Google is not suddenly exposed, but the pressure is real
Google still has the advantages that matter in advertising: scale, measurement, merchant relationships, agency muscle, and years of habit built into marketing teams. A startup founder or growth lead can launch a search campaign today and understand exactly what the system is supposed to do. ChatGPT ads are not there yet.
Still, Google's risk is not that every advertiser walks away at once. The risk is that a meaningful share of high-intent queries starts somewhere else. If people ask ChatGPT which CRM to buy, where to book a trip, what laptop fits a budget, or which tax tool handles a specific use case, the first commercial touchpoint may move away from Google Search.

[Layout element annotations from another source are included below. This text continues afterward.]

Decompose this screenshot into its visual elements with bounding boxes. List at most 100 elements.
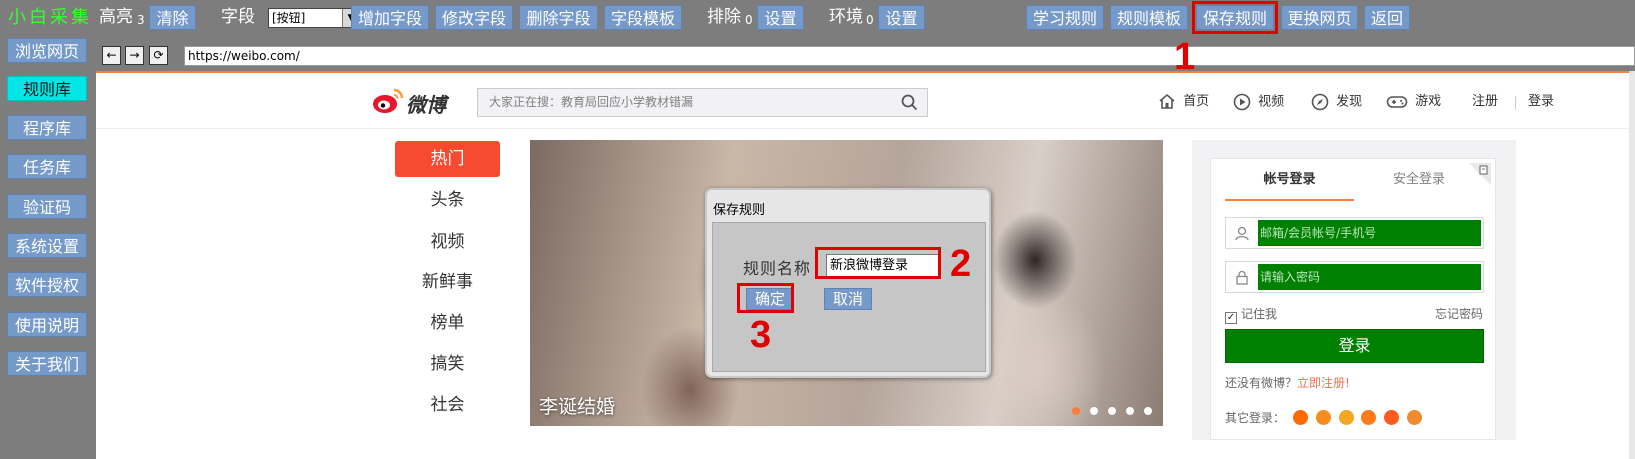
save-rule-button[interactable]: 保存规则 [1192, 1, 1278, 34]
login-panel: 帐号登录 安全登录 邮箱/会员帐号/手机号 请输入密码 ✓ 记住我 忘记密码 登录… [1192, 140, 1516, 440]
nav-game[interactable]: 游戏 [1386, 93, 1441, 113]
nav-login-link[interactable]: 登录 [1528, 93, 1554, 113]
clear-button[interactable]: 清除 [149, 5, 196, 30]
sidebar-item-rules[interactable]: 规则库 [7, 76, 87, 101]
forward-arrow-icon[interactable]: → [125, 46, 144, 65]
rule-name-label: 规则名称 [743, 259, 812, 278]
nav-video[interactable]: 视频 [1233, 93, 1284, 113]
back-arrow-icon[interactable]: ← [102, 46, 121, 65]
password-field[interactable]: 请输入密码 [1225, 261, 1484, 293]
compass-icon [1311, 93, 1329, 111]
exclude-label: 排除 [707, 7, 741, 27]
sidebar-item-captcha[interactable]: 验证码 [7, 194, 87, 219]
refresh-icon[interactable]: ⟳ [149, 46, 168, 65]
alipay-icon[interactable] [1338, 410, 1354, 425]
tianyi-icon[interactable] [1406, 410, 1422, 425]
carousel-dot[interactable] [1108, 407, 1116, 415]
sidebar-item-tasks[interactable]: 任务库 [7, 154, 87, 179]
weibo-logo[interactable]: 微博 [372, 87, 446, 117]
nav-game-label: 游戏 [1415, 94, 1442, 109]
weixin-icon[interactable] [1361, 410, 1377, 425]
annotation-step-1: 1 [1174, 36, 1196, 78]
search-placeholder: 大家正在搜：教育局回应小学教材错漏 [489, 95, 694, 109]
main-toolbar: 小白采集 高亮 3 清除 字段 [按钮] ▼ 增加字段 修改字段 删除字段 字段… [0, 0, 1635, 34]
change-page-button[interactable]: 更换网页 [1281, 5, 1358, 30]
category-ranking[interactable]: 榜单 [395, 305, 500, 341]
rule-template-button[interactable]: 规则模板 [1110, 5, 1188, 30]
lock-icon [1236, 270, 1248, 285]
annotation-step-2: 2 [950, 243, 972, 285]
exclude-settings-button[interactable]: 设置 [757, 5, 804, 30]
vertical-scrollbar[interactable] [1629, 71, 1635, 459]
tab-secure-login[interactable]: 安全登录 [1354, 159, 1484, 201]
sidebar-item-about[interactable]: 关于我们 [7, 351, 87, 376]
category-hot[interactable]: 热门 [395, 141, 500, 177]
carousel-dot[interactable] [1144, 407, 1152, 415]
sidebar-item-license[interactable]: 软件授权 [7, 272, 87, 297]
nav-discover-label: 发现 [1336, 94, 1363, 110]
baidu-icon[interactable] [1384, 410, 1400, 425]
sidebar-item-manual[interactable]: 使用说明 [7, 312, 87, 337]
register-line: 还没有微博？立即注册! [1225, 374, 1350, 391]
remember-checkbox[interactable]: ✓ [1225, 312, 1237, 324]
password-placeholder: 请输入密码 [1258, 264, 1481, 290]
carousel-dot[interactable] [1090, 407, 1098, 415]
remember-me[interactable]: ✓ 记住我 [1225, 305, 1277, 324]
nav-discover[interactable]: 发现 [1311, 93, 1362, 113]
add-field-button[interactable]: 增加字段 [351, 5, 429, 30]
category-society[interactable]: 社会 [395, 387, 500, 423]
env-label: 环境 [829, 7, 863, 27]
category-fresh[interactable]: 新鲜事 [395, 264, 500, 300]
field-select-value: [按钮] [272, 11, 306, 25]
sidebar: 浏览网页 规则库 程序库 任务库 验证码 系统设置 软件授权 使用说明 关于我们 [0, 34, 96, 459]
tab-account-login[interactable]: 帐号登录 [1225, 159, 1354, 201]
gamepad-icon [1386, 95, 1408, 108]
back-button[interactable]: 返回 [1364, 5, 1410, 30]
app-title: 小白采集 [8, 7, 92, 28]
forgot-password-link[interactable]: 忘记密码 [1435, 305, 1483, 322]
category-headlines[interactable]: 头条 [395, 182, 500, 218]
exclude-count: 0 [745, 13, 753, 27]
learn-rule-button[interactable]: 学习规则 [1026, 5, 1104, 30]
banner-caption: 李诞结婚 [539, 396, 616, 418]
sidebar-item-settings[interactable]: 系统设置 [7, 233, 87, 258]
username-placeholder: 邮箱/会员帐号/手机号 [1258, 220, 1481, 246]
highlight-count: 3 [137, 13, 145, 27]
annotation-step-3: 3 [750, 314, 772, 356]
field-label: 字段 [221, 7, 255, 27]
weibo-login-button[interactable]: 登录 [1225, 329, 1484, 363]
field-select[interactable]: [按钮] ▼ [268, 8, 360, 28]
field-template-button[interactable]: 字段模板 [604, 5, 682, 30]
user-icon [1235, 226, 1249, 241]
taobao-icon[interactable] [1292, 410, 1308, 425]
carousel-dot[interactable] [1072, 407, 1080, 415]
sidebar-item-programs[interactable]: 程序库 [7, 115, 87, 140]
no-account-text: 还没有微博？ [1225, 376, 1298, 390]
nav-home[interactable]: 首页 [1158, 93, 1209, 113]
play-icon [1233, 93, 1251, 111]
weibo-logo-icon [373, 88, 404, 113]
url-input[interactable]: https://weibo.com/ [184, 46, 1635, 66]
weibo-search-input[interactable]: 大家正在搜：教育局回应小学教材错漏 [477, 88, 928, 117]
category-video[interactable]: 视频 [395, 224, 500, 260]
qq-icon[interactable] [1315, 410, 1331, 425]
nav-home-label: 首页 [1183, 94, 1210, 109]
env-count: 0 [866, 13, 874, 27]
register-now-link[interactable]: 立即注册! [1297, 376, 1350, 390]
username-field[interactable]: 邮箱/会员帐号/手机号 [1225, 217, 1484, 249]
delete-field-button[interactable]: 删除字段 [519, 5, 598, 30]
annotation-box-rule-name [815, 247, 941, 279]
highlight-label: 高亮 [99, 7, 133, 27]
weibo-logo-text: 微博 [406, 93, 446, 117]
carousel-dot[interactable] [1126, 407, 1134, 415]
login-box: 帐号登录 安全登录 邮箱/会员帐号/手机号 请输入密码 ✓ 记住我 忘记密码 登录… [1210, 158, 1496, 440]
sidebar-item-browse[interactable]: 浏览网页 [7, 38, 87, 63]
other-login-label: 其它登录： [1225, 411, 1286, 425]
annotation-box-ok [737, 283, 794, 313]
env-settings-button[interactable]: 设置 [878, 5, 925, 30]
search-icon[interactable] [901, 94, 918, 111]
nav-register-link[interactable]: 注册 [1472, 93, 1498, 113]
cancel-button[interactable]: 取消 [824, 288, 872, 310]
edit-field-button[interactable]: 修改字段 [435, 5, 513, 30]
category-funny[interactable]: 搞笑 [395, 346, 500, 382]
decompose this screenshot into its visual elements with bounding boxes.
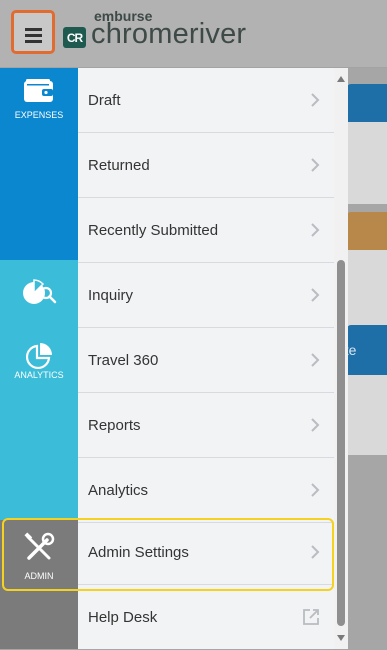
chevron-right-icon xyxy=(311,288,320,302)
menu-item-label: Analytics xyxy=(88,481,149,499)
sidebar-section-analytics[interactable]: ANALYTICS xyxy=(0,260,78,520)
menu-item-draft[interactable]: Draft xyxy=(78,68,334,133)
menu-item-analytics[interactable]: Analytics xyxy=(78,458,334,523)
menu-item-reports[interactable]: Reports xyxy=(78,393,334,458)
menu-item-recently-submitted[interactable]: Recently Submitted xyxy=(78,198,334,263)
chevron-right-icon xyxy=(311,418,320,432)
menu-item-label: Reports xyxy=(88,416,141,434)
chevron-right-icon xyxy=(311,223,320,237)
menu-item-travel-360[interactable]: Travel 360 xyxy=(78,328,334,393)
sidebar-section-expenses[interactable]: EXPENSES xyxy=(0,68,78,260)
background-card xyxy=(347,212,387,332)
scrollbar-thumb[interactable] xyxy=(337,260,345,626)
module-sidebar: EXPENSES ANALYTICS ADMIN xyxy=(0,68,78,649)
chevron-right-icon xyxy=(311,353,320,367)
background-card: ate xyxy=(337,325,387,455)
menu-item-label: Help Desk xyxy=(88,609,158,626)
app-header: CR emburse chromeriver xyxy=(0,0,387,68)
tools-icon xyxy=(24,532,55,560)
chevron-right-icon xyxy=(311,483,320,497)
wallet-icon xyxy=(24,79,53,102)
scroll-down-arrow-icon[interactable] xyxy=(337,635,345,641)
sidebar-label-expenses: EXPENSES xyxy=(14,110,64,120)
navigation-menu: Draft Returned Recently Submitted Inquir… xyxy=(78,68,334,649)
brand-name: chromeriver xyxy=(91,18,247,50)
menu-item-help-desk[interactable]: Help Desk xyxy=(78,585,334,650)
chromeriver-logo-icon: CR xyxy=(63,27,86,48)
hamburger-menu-button[interactable] xyxy=(11,10,55,54)
menu-item-returned[interactable]: Returned xyxy=(78,133,334,198)
hamburger-menu-icon xyxy=(25,28,42,31)
hamburger-bar xyxy=(25,40,42,43)
external-link-icon xyxy=(303,609,319,625)
chevron-right-icon xyxy=(311,545,320,559)
menu-item-admin-settings[interactable]: Admin Settings xyxy=(78,520,334,585)
chevron-right-icon xyxy=(311,158,320,172)
menu-item-label: Recently Submitted xyxy=(88,221,219,239)
hamburger-bar xyxy=(25,34,42,37)
menu-item-label: Admin Settings xyxy=(88,543,189,561)
chevron-right-icon xyxy=(311,93,320,107)
scroll-up-arrow-icon[interactable] xyxy=(337,76,345,82)
menu-item-inquiry[interactable]: Inquiry xyxy=(78,263,334,328)
menu-item-label: Draft xyxy=(88,91,121,109)
sidebar-label-analytics: ANALYTICS xyxy=(14,370,64,380)
inquiry-magnifier-icon xyxy=(23,279,57,304)
menu-item-label: Inquiry xyxy=(88,286,134,304)
sidebar-label-admin: ADMIN xyxy=(24,571,54,581)
background-card xyxy=(347,84,387,204)
menu-scrollbar[interactable] xyxy=(334,68,348,649)
menu-item-label: Returned xyxy=(88,156,150,174)
pie-chart-icon xyxy=(25,343,52,370)
menu-item-label: Travel 360 xyxy=(88,351,159,369)
sidebar-section-admin[interactable]: ADMIN xyxy=(0,520,78,649)
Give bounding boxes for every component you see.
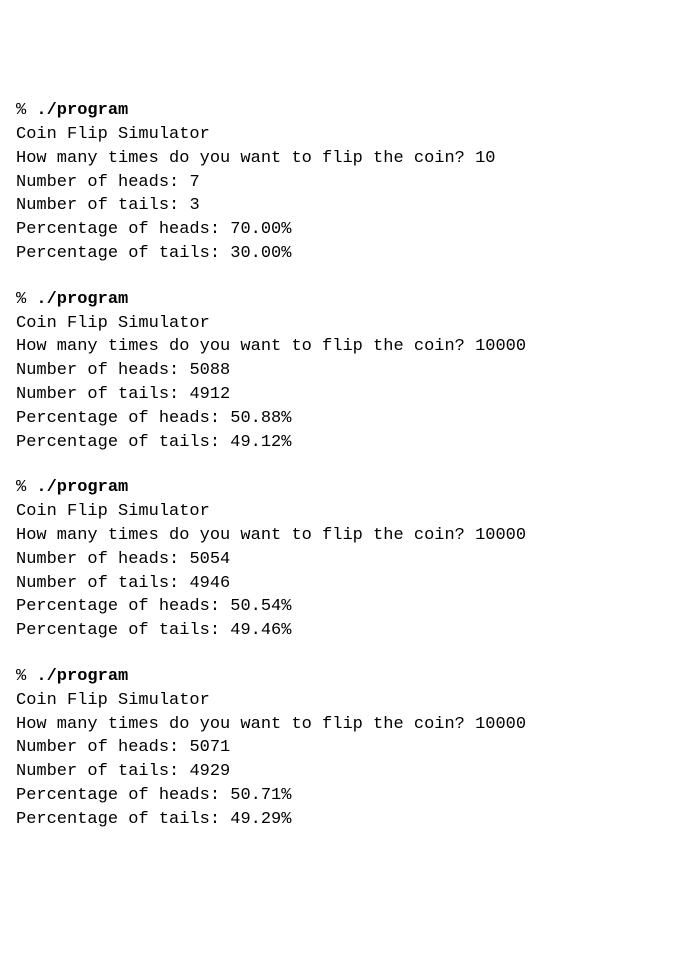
command-line: % ./program	[16, 99, 681, 123]
question-text: How many times do you want to flip the c…	[16, 149, 475, 168]
pct-heads-line: Percentage of heads: 50.54%	[16, 595, 681, 619]
program-title: Coin Flip Simulator	[16, 123, 681, 147]
pct-heads-label: Percentage of heads:	[16, 597, 230, 616]
pct-heads-line: Percentage of heads: 50.88%	[16, 407, 681, 431]
program-run: % ./programCoin Flip SimulatorHow many t…	[16, 288, 681, 455]
tails-label: Number of tails:	[16, 385, 189, 404]
question-line: How many times do you want to flip the c…	[16, 713, 681, 737]
tails-line: Number of tails: 4912	[16, 383, 681, 407]
command-text: ./program	[36, 290, 128, 309]
program-title: Coin Flip Simulator	[16, 500, 681, 524]
heads-label: Number of heads:	[16, 738, 189, 757]
shell-prompt: %	[16, 478, 36, 497]
tails-line: Number of tails: 3	[16, 194, 681, 218]
program-title: Coin Flip Simulator	[16, 312, 681, 336]
pct-heads-value: 50.88%	[230, 409, 291, 428]
pct-tails-line: Percentage of tails: 49.12%	[16, 431, 681, 455]
heads-value: 7	[189, 173, 199, 192]
pct-tails-line: Percentage of tails: 49.46%	[16, 619, 681, 643]
program-run: % ./programCoin Flip SimulatorHow many t…	[16, 99, 681, 266]
pct-heads-label: Percentage of heads:	[16, 220, 230, 239]
tails-value: 4929	[189, 762, 230, 781]
program-run: % ./programCoin Flip SimulatorHow many t…	[16, 476, 681, 643]
tails-label: Number of tails:	[16, 762, 189, 781]
tails-line: Number of tails: 4929	[16, 760, 681, 784]
user-input[interactable]: 10000	[475, 337, 526, 356]
question-text: How many times do you want to flip the c…	[16, 526, 475, 545]
tails-value: 3	[189, 196, 199, 215]
user-input[interactable]: 10000	[475, 526, 526, 545]
shell-prompt: %	[16, 667, 36, 686]
heads-line: Number of heads: 5071	[16, 736, 681, 760]
tails-line: Number of tails: 4946	[16, 572, 681, 596]
pct-tails-label: Percentage of tails:	[16, 621, 230, 640]
question-line: How many times do you want to flip the c…	[16, 335, 681, 359]
heads-value: 5088	[189, 361, 230, 380]
heads-label: Number of heads:	[16, 173, 189, 192]
shell-prompt: %	[16, 101, 36, 120]
tails-value: 4912	[189, 385, 230, 404]
heads-label: Number of heads:	[16, 550, 189, 569]
shell-prompt: %	[16, 290, 36, 309]
question-line: How many times do you want to flip the c…	[16, 147, 681, 171]
command-line: % ./program	[16, 665, 681, 689]
heads-label: Number of heads:	[16, 361, 189, 380]
tails-label: Number of tails:	[16, 196, 189, 215]
tails-label: Number of tails:	[16, 574, 189, 593]
program-title: Coin Flip Simulator	[16, 689, 681, 713]
pct-heads-value: 70.00%	[230, 220, 291, 239]
program-run: % ./programCoin Flip SimulatorHow many t…	[16, 665, 681, 832]
pct-heads-value: 50.71%	[230, 786, 291, 805]
command-text: ./program	[36, 478, 128, 497]
pct-tails-line: Percentage of tails: 49.29%	[16, 808, 681, 832]
tails-value: 4946	[189, 574, 230, 593]
heads-line: Number of heads: 5088	[16, 359, 681, 383]
terminal-output: % ./programCoin Flip SimulatorHow many t…	[16, 99, 681, 831]
command-line: % ./program	[16, 476, 681, 500]
question-text: How many times do you want to flip the c…	[16, 337, 475, 356]
pct-tails-label: Percentage of tails:	[16, 244, 230, 263]
heads-line: Number of heads: 5054	[16, 548, 681, 572]
command-text: ./program	[36, 667, 128, 686]
command-text: ./program	[36, 101, 128, 120]
pct-heads-value: 50.54%	[230, 597, 291, 616]
pct-tails-line: Percentage of tails: 30.00%	[16, 242, 681, 266]
pct-heads-label: Percentage of heads:	[16, 409, 230, 428]
question-line: How many times do you want to flip the c…	[16, 524, 681, 548]
heads-line: Number of heads: 7	[16, 171, 681, 195]
pct-heads-line: Percentage of heads: 70.00%	[16, 218, 681, 242]
pct-tails-label: Percentage of tails:	[16, 810, 230, 829]
heads-value: 5054	[189, 550, 230, 569]
pct-tails-value: 49.46%	[230, 621, 291, 640]
pct-heads-line: Percentage of heads: 50.71%	[16, 784, 681, 808]
heads-value: 5071	[189, 738, 230, 757]
pct-tails-value: 49.29%	[230, 810, 291, 829]
pct-tails-label: Percentage of tails:	[16, 433, 230, 452]
command-line: % ./program	[16, 288, 681, 312]
pct-tails-value: 49.12%	[230, 433, 291, 452]
user-input[interactable]: 10	[475, 149, 495, 168]
pct-heads-label: Percentage of heads:	[16, 786, 230, 805]
question-text: How many times do you want to flip the c…	[16, 715, 475, 734]
user-input[interactable]: 10000	[475, 715, 526, 734]
pct-tails-value: 30.00%	[230, 244, 291, 263]
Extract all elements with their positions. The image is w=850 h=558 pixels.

That would not destroy Google's ad business, but it could change the auction economics around some of its most valuable categories. Search advertising works because buyers compete for intent at scale. If AI assistants create new inventory around the same intent, even slowly, brands will begin comparing cost, conversion quality, and trust across channels.
OpenAI also has to manage a delicate user problem. ChatGPT became popular because people felt they were getting direct help, not being routed through a marketplace. Ads that look too much like paid answers could undermine that. Ads that are clearly labeled, relevant, and kept separate from the response have a better chance of becoming part of the experience rather than a reason to leave it.
What founders and investors should watch
For founders, this is a practical marketing issue before it is a grand platform battle. If your company depends on discovery, the smart move is to test assistant-native ads early, track them tightly, and avoid assuming that search behavior will stay fixed. Early channels are messy, but they can teach you where acquisition costs may move next.
For investors, the signal is more strategic. Google's advertising moat remains large, but it is no longer a static fact. AI assistants are becoming commercial surfaces, and OpenAI is moving quickly to prove that those surfaces can support paid discovery without breaking user trust.
The next few months will show whether ChatGPT ads can scale beyond novelty. Watch attribution quality, advertiser retention, user reaction, and whether OpenAI expands beyond the current U.S. focus. If the channel proves it can deliver comparable return on ad spend, the old habit of treating Google search as the default home for intent-driven budgets will start to look less automatic.